I still never "pull everything" in though, because by the late game I'm certain to outnumber anyone by a large margin. Each thrust into enemy territory towards a fort will be with a swarm that's probably equal in size to their entire army--but that swarm will be spread out until there's some reason to combine it, one stack at a time.
Once you realize that AI:
- Has perfect no fog-of-war vision, and thus will always run away from stronger stacks and beeline towards weaker stacks.
- Will always target the weakest belligerent / provinces.
Then you realize that most of the combat is the same and you can abuse the AI to the extreme (like "chase" otto stacks to a blockaded coastline and wipe them).
This is true for the entire game but it's more pronounced in late game.
The game is still fun to play, but combat AI should be more random, make mistakes, and generally behave in more immersive ways.

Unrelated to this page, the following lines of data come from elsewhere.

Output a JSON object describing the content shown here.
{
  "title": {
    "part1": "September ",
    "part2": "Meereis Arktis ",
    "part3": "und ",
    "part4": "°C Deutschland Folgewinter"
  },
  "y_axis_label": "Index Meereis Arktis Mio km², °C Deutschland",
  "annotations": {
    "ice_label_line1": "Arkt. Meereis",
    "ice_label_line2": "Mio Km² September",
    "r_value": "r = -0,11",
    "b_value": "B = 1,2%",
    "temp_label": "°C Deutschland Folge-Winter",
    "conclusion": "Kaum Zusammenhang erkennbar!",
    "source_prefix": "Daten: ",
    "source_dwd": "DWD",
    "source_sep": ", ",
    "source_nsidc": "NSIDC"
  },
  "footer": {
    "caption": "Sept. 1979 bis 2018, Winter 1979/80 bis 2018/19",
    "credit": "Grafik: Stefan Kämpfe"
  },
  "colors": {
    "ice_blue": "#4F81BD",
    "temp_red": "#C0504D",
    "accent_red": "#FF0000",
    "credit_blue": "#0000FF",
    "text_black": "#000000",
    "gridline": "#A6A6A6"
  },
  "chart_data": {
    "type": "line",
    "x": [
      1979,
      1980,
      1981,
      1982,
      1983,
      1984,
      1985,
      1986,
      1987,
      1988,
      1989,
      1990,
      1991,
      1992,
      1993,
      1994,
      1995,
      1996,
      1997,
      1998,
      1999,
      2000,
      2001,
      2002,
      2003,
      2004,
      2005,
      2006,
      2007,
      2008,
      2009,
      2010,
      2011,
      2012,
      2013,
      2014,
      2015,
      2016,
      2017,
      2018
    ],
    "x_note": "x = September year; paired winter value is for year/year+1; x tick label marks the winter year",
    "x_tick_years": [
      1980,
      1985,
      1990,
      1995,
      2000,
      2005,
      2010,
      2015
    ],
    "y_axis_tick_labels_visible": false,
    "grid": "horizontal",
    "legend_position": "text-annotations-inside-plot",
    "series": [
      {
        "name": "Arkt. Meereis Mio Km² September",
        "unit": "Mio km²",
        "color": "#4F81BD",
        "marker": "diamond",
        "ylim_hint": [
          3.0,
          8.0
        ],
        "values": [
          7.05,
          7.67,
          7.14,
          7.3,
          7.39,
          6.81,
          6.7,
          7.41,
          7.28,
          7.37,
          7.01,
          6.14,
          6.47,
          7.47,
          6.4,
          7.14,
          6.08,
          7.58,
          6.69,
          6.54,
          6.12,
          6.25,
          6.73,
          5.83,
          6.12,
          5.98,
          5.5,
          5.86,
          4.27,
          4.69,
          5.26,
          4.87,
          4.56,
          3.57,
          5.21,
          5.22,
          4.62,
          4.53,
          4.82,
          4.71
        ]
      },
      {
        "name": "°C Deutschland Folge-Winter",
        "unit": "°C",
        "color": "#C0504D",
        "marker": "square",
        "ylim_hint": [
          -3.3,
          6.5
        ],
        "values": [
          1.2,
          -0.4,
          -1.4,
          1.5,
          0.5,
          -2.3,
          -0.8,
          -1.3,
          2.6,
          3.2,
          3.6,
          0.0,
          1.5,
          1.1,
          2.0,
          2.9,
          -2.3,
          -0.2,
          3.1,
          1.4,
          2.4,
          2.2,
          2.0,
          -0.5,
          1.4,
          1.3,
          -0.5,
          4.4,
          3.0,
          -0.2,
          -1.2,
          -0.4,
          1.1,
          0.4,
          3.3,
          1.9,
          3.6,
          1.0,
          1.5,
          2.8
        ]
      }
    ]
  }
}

So it doesn't really bother me to just start new games in EU4 either. It's what I'm used to and early game is what EU4 does best. Think the only way to make late-game actually fun would be a late game start. But anything after the 1444 start hasn't been supported for a long time so is likely to be a mess, plus using a late-game start still has other issues.
I've quite enjoyed late games in Stellaris. Since the game itself is simpler than EU4, its late game is also quite simple, and has its own quirks (crisis, events, fallen empires, etc.).
Stellaris doesnt seem that bad.
Although early game there still is SIGNIFICANTLY better due to exploration
What I don't like are forts. I don't like the ZoC system to start, and then the AI nations carpet themselves in level 8s and it's such a slog. I feel like EU IV has probably got it backwards, and fortifications should become less influential near the end of the game.
Still, not all that many of my runs get to 1750. I usually wrap it up when I've managed the achievements I was going for. Some do however get close to the end. ALl depends on whether I've hit my objectives for this run.
The main problem with current Stellaris is that the late game lags quite ridiculously unless you intentionally avoid a massive population build-up. Of you avoid that by playing earlier versions then you need to rely heavily on mods to fix a number of things that weren't so well done in the early days.